General Education Requirements
Not currently certified for a requirement. Courses are typically considered for Ways certification a quarter in advance.
Course Description
Human language affords an infinity of possible utterances. To know a language is not to know a finite list of memorized sentences—instead, not only can you produce and understand sentences never uttered before, but given any sentence you can always create a longer one. Yet, remarkably, the cognitive mechanisms that underlie this creativity are instantiated in a finite human brain.
This course explores the nature of the human capacity for language and how it allows boundless creativity to emerge from limited resources. Questions we will be asking include: What is the knowledge that one possesses—for the most part, tacitly—when we say they speak a particular language (like ASL, English, Navajo, or Zulu)? What is the language capacity like such that a human child can acquire any particular language that they are exposed to? How does language develop in the individual, and how might it have developed in the species? Along the way, we will uncover the rich hidden structure of words and sentences, and explore how that structure both varies systematically and remains surprisingly uniform across the world’s languages. We will also make headway on another deep mystery: if there is only one human capacity for language, part of the biological endowment of the species, why are there so many—apparently, staggeringly diverse—individual languages?
This course will teach you how to approach language as an object of scientific study, introducing you to central concepts, methods, and results in linguistics.

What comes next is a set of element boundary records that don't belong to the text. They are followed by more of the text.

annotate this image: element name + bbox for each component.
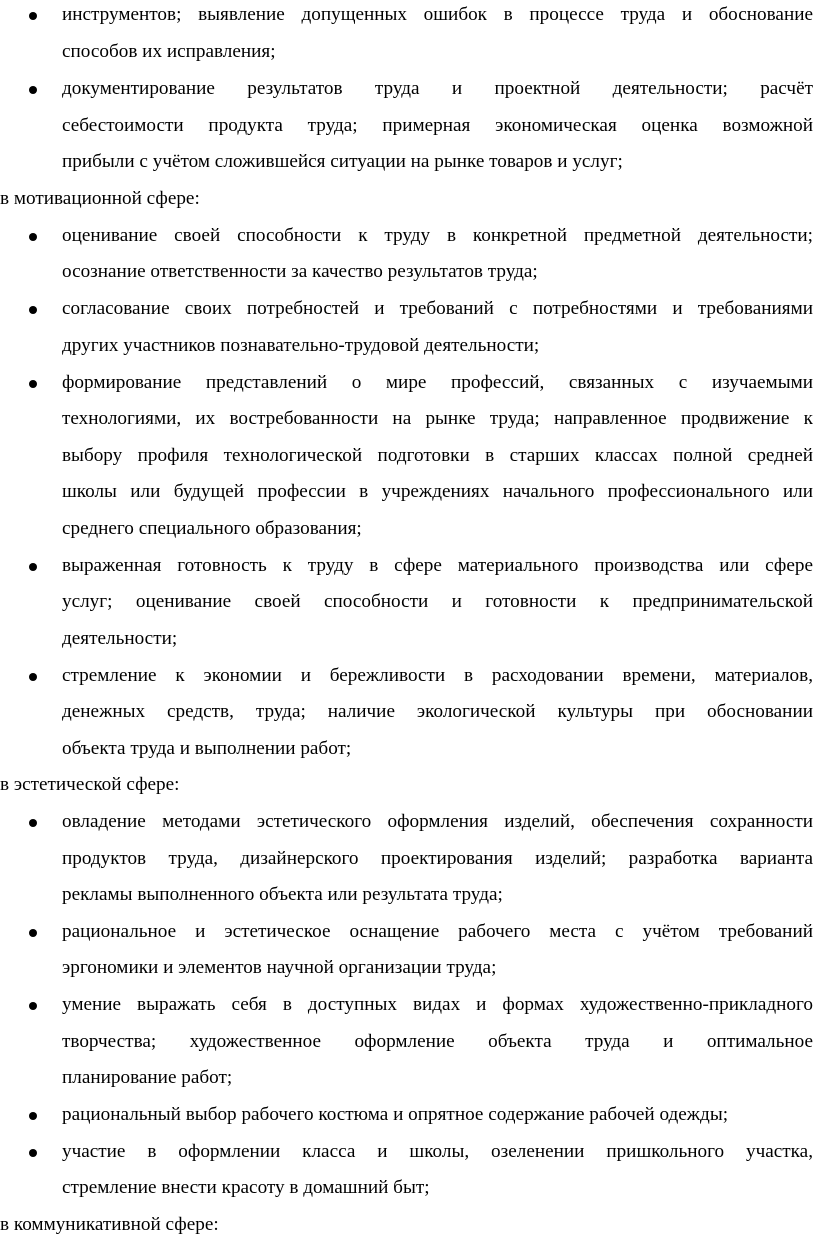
list-item-line: выбору профиля технологической подготовки в старших классах полной средней	[62, 445, 813, 466]
list-item-line: услуг; оценивание своей способности и готовности к предпринимательской	[62, 591, 813, 612]
section-heading: в мотивационной сфере:	[0, 188, 200, 209]
list-item-line: рациональный выбор рабочего костюма и опрятное содержание рабочей одежды;	[62, 1104, 729, 1125]
list-item-line: формирование представлений о мире профессий, связанных с изучаемыми	[62, 372, 813, 393]
list-item-line: творчества; художественное оформление объекта труда и оптимальное	[62, 1031, 813, 1052]
bullet-icon	[29, 929, 37, 937]
list-item-line: денежных средств, труда; наличие экологической культуры при обосновании	[62, 701, 813, 722]
bullet-icon	[29, 819, 37, 827]
list-item-line: выраженная готовность к труду в сфере материального производства или сфере	[62, 555, 813, 576]
list-item-line: прибыли с учётом сложившейся ситуации на рынке товаров и услуг;	[62, 151, 623, 172]
list-item-line: инструментов; выявление допущенных ошибок в процессе труда и обоснование	[62, 4, 813, 25]
bullet-icon	[29, 12, 37, 20]
list-item-line: овладение методами эстетического оформления изделий, обеспечения сохранности	[62, 811, 813, 832]
list-item-line: документирование результатов труда и проектной деятельности; расчёт	[62, 78, 813, 99]
bullet-icon	[29, 306, 37, 314]
bullet-icon	[29, 86, 37, 94]
bullet-icon	[29, 673, 37, 681]
list-item-line: участие в оформлении класса и школы, озеленении пришкольного участка,	[62, 1141, 813, 1162]
list-item-line: планирование работ;	[62, 1067, 233, 1088]
list-item-line: деятельности;	[62, 628, 178, 649]
bullet-icon	[29, 563, 37, 571]
section-heading: в коммуникативной сфере:	[0, 1214, 219, 1235]
list-item-line: себестоимости продукта труда; примерная экономическая оценка возможной	[62, 115, 813, 136]
list-item-line: других участников познавательно-трудовой деятельности;	[62, 335, 540, 356]
bullet-icon	[29, 380, 37, 388]
list-item-line: эргономики и элементов научной организации труда;	[62, 957, 497, 978]
list-item-line: среднего специального образования;	[62, 518, 362, 539]
bullet-icon	[29, 1149, 37, 1157]
list-item-line: стремление к экономии и бережливости в расходовании времени, материалов,	[62, 665, 813, 686]
list-item-line: объекта труда и выполнении работ;	[62, 738, 352, 759]
list-item-line: школы или будущей профессии в учреждениях начального профессионального или	[62, 481, 813, 502]
list-item-line: технологиями, их востребованности на рынке труда; направленное продвижение к	[62, 408, 813, 429]
list-item-line: умение выражать себя в доступных видах и формах художественно-прикладного	[62, 994, 813, 1015]
list-item-line: осознание ответственности за качество результатов труда;	[62, 261, 538, 282]
bullet-icon	[29, 1002, 37, 1010]
list-item-line: продуктов труда, дизайнерского проектирования изделий; разработка варианта	[62, 848, 813, 869]
list-item-line: рекламы выполненного объекта или результата труда;	[62, 884, 503, 905]
list-item-line: согласование своих потребностей и требований с потребностями и требованиями	[62, 298, 813, 319]
section-heading: в эстетической сфере:	[0, 774, 180, 795]
list-item-line: стремление внести красоту в домашний быт;	[62, 1177, 430, 1198]
list-item-line: рациональное и эстетическое оснащение рабочего места с учётом требований	[62, 921, 813, 942]
list-item-line: оценивание своей способности к труду в конкретной предметной деятельности;	[62, 225, 813, 246]
list-item-line: способов их исправления;	[62, 41, 276, 62]
bullet-icon	[29, 233, 37, 241]
bullet-icon	[29, 1112, 37, 1120]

Throughout the course you will analyze a wide variety of language data and will learn how to construct scientific hypotheses and test them empirically. A major component of the course will be the collective, hands-on construction of formal models (i.e., theories) of individuals’ knowledge of their language. The course is Socratically taught and, while there will be occasional readings, there is no textbook.
There are no prerequisites and no experience with linguistics will be assumed. This course is designed for anyone with an interest in language, linguistics, and/or cognitive science, as well as neighboring fields such as psychology, neuroscience, computer science, and philosophy.
Meet the Instructor: Boris Harizanov
“I am an associate professor in the Department of Linguistics and have been at Stanford since 2014. A major focus of my research is the mechanisms that shape the structure of linguistic expressions (such as words and sentences) and the building blocks that these mechanisms manipulate. I am interested both in the nature of the human capacity for language in general and in how it yields the diversity of individual languages that we find in the world.”